BEING and The Bakery Girl checked in briefly.
“We’re gonna get going,” BEING said. “They said they’re getting you a room.”
“We’ll be back tomorrow,” The Bakery Girl kissed me. “Get some rest.”
“What time is it?” I asked.
“It’s almost three in the morning,” BEING said.
Sad alone (boo-hoo). Good to have friends. Real good friends. Mimi left and returned with two burly hospital workers.
“We have a room for you,” said Mimi. “These gentlemen are going to take you there now. Take care of yourself, Ray.”
Wheeled down labyrinth of corridors hallways, another elevator more hallways. Stop. Room. Three moaning, miserable men.
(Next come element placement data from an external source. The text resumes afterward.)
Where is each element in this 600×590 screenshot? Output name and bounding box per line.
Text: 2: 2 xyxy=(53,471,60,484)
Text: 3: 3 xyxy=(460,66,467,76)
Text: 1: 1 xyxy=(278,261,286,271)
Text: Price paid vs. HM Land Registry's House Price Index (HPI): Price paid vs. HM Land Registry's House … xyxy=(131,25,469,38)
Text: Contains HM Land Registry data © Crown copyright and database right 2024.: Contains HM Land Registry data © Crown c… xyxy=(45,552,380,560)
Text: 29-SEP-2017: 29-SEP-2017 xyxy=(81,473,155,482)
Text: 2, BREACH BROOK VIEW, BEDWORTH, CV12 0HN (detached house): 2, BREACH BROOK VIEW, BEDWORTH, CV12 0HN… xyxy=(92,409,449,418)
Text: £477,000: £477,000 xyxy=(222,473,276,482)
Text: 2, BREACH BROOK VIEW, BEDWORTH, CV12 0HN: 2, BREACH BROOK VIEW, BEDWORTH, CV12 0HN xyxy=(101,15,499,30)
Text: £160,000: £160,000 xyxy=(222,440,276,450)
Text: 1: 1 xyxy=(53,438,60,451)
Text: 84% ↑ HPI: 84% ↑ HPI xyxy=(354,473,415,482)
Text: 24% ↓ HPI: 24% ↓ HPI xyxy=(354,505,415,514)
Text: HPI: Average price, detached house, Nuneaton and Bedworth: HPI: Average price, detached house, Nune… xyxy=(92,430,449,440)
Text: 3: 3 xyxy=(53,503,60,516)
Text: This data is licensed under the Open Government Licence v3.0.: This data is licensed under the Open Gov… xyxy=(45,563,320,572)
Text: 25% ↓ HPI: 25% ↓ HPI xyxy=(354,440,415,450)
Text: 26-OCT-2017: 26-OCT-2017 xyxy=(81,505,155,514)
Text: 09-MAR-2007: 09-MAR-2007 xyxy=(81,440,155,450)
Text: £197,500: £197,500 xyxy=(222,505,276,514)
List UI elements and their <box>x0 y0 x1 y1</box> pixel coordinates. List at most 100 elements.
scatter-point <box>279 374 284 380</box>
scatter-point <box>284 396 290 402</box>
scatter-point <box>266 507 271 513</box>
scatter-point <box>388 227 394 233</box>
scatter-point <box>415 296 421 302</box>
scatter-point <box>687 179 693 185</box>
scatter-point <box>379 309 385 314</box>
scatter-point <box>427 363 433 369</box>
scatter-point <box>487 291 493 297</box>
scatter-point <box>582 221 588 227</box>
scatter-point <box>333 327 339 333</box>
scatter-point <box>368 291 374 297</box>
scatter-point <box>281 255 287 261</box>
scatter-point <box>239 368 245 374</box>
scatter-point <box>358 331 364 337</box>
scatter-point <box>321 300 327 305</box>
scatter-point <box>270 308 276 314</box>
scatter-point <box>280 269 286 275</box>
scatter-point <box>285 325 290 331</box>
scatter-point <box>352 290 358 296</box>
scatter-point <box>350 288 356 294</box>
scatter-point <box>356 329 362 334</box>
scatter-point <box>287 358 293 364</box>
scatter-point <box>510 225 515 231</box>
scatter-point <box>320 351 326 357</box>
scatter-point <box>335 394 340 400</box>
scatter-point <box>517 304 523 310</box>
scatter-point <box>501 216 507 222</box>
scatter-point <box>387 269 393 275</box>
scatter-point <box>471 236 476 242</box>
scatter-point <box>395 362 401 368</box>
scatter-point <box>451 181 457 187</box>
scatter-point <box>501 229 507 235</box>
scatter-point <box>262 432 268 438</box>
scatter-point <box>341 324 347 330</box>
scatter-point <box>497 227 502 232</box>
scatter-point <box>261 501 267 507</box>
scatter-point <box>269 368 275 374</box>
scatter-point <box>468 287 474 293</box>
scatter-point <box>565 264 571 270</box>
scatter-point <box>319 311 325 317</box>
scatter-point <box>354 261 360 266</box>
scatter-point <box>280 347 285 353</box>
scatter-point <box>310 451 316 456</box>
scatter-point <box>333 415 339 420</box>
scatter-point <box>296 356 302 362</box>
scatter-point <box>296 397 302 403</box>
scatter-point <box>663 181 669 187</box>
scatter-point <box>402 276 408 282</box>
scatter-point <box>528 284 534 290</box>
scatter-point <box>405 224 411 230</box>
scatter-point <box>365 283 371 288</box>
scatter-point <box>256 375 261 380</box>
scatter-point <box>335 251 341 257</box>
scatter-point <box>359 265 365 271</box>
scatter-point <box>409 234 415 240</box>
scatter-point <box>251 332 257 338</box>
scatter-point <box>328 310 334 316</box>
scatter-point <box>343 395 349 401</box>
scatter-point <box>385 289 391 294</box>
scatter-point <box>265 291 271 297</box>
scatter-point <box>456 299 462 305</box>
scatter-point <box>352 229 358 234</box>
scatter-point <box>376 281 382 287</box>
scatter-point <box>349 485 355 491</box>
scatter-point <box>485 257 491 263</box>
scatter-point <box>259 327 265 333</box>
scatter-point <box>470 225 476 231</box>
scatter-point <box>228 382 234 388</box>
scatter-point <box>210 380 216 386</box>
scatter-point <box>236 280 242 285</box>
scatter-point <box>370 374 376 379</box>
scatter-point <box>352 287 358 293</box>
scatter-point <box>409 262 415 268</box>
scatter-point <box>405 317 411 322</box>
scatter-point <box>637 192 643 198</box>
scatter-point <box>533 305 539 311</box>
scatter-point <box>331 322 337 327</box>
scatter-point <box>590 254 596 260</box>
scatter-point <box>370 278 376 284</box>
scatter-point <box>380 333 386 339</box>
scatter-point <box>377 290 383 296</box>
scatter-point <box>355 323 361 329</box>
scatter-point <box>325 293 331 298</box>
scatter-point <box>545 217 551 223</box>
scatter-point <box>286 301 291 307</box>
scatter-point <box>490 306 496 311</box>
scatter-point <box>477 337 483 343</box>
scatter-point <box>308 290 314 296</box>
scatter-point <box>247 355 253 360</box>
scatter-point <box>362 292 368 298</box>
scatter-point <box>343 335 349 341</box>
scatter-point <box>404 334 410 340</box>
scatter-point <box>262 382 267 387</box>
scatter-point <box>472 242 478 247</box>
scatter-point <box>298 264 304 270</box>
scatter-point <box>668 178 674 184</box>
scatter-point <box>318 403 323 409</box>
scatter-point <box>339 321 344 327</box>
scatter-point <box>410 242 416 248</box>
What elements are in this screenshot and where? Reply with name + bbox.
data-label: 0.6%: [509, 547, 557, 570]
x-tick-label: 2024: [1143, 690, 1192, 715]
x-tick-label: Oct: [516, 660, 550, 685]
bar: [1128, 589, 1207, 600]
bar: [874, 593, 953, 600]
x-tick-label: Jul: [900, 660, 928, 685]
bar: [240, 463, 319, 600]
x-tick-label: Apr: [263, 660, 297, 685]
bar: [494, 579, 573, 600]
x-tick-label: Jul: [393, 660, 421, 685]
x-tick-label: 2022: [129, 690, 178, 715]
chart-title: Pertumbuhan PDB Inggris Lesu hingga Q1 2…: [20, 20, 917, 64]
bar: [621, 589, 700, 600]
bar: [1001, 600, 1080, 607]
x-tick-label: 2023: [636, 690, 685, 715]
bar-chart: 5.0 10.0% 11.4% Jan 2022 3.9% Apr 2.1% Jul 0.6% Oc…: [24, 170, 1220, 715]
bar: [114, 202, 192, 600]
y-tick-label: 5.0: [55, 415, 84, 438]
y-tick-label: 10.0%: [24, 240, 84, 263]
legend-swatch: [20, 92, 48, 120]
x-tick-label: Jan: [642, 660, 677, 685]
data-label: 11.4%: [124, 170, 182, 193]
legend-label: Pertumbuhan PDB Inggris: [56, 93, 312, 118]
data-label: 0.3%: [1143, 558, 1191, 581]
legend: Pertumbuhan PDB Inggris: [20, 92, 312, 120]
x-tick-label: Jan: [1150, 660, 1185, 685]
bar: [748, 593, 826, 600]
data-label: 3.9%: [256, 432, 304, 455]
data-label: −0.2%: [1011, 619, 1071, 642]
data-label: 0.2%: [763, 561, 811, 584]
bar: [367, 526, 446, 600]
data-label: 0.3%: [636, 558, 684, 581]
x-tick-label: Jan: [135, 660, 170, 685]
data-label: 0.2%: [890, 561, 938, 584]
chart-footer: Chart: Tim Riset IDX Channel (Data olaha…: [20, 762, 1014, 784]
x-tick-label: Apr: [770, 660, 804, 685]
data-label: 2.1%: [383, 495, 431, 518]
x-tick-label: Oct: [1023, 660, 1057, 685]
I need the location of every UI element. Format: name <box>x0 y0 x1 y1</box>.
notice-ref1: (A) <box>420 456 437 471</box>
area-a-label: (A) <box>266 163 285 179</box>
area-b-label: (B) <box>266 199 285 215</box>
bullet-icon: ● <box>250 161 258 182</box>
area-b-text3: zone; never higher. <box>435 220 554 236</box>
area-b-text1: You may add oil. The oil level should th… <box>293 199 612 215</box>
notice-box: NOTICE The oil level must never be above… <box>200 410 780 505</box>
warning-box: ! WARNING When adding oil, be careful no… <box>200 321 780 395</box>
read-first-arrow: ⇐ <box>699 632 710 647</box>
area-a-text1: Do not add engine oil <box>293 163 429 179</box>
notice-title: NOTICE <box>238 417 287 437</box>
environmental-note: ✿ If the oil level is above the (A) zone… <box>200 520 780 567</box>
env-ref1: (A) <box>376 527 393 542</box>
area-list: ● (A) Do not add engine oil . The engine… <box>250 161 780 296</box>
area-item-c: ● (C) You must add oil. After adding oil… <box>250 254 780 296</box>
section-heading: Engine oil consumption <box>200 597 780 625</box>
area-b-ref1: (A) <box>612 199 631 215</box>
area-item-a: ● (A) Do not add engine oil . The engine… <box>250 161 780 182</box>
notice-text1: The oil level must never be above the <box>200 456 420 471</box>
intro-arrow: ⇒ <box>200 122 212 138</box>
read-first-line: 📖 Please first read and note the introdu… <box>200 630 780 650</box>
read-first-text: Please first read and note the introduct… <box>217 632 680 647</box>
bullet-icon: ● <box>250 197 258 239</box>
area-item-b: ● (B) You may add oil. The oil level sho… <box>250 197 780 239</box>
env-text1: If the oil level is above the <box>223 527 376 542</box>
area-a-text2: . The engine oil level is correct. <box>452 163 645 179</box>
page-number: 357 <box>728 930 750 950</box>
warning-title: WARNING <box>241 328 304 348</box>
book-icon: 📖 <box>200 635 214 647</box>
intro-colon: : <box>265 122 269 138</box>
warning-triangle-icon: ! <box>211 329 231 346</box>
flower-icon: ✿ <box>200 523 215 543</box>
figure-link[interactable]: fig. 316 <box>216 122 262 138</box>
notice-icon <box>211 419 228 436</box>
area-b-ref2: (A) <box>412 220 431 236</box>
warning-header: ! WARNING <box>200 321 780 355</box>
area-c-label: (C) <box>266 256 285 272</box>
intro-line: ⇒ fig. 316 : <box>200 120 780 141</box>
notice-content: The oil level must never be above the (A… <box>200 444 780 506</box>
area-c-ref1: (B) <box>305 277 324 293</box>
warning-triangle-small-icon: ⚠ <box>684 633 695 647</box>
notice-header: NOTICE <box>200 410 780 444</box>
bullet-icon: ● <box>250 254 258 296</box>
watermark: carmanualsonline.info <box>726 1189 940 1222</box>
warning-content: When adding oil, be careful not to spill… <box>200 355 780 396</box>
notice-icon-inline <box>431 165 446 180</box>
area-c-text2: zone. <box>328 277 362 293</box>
And Me.
“Hi, I’m Stephanie, your nurse,” said my pert young nurse as the burly aides set me up.
Catheter tunneled through a vein in my right arm hooked to the squat machine hung bags of blood and other fluid; Digital meters; flashing lights. Stephanie closed the curtains, obstructing my moribund neighbors from sight — or was it the other way around? — without my having to ask. I was unfamiliar with protocol. Was I supposed to leave a tip?
Awake. Shivering. Fever down. Clear-minded Exodus. Should have stayed in Egypt, enjoyed chewy goodness and frosty robust less-filling virtuous dee-lites sold on gold TV (Egypt television enjoyed remarkably clear colorful reception maybe by-product of solar power?).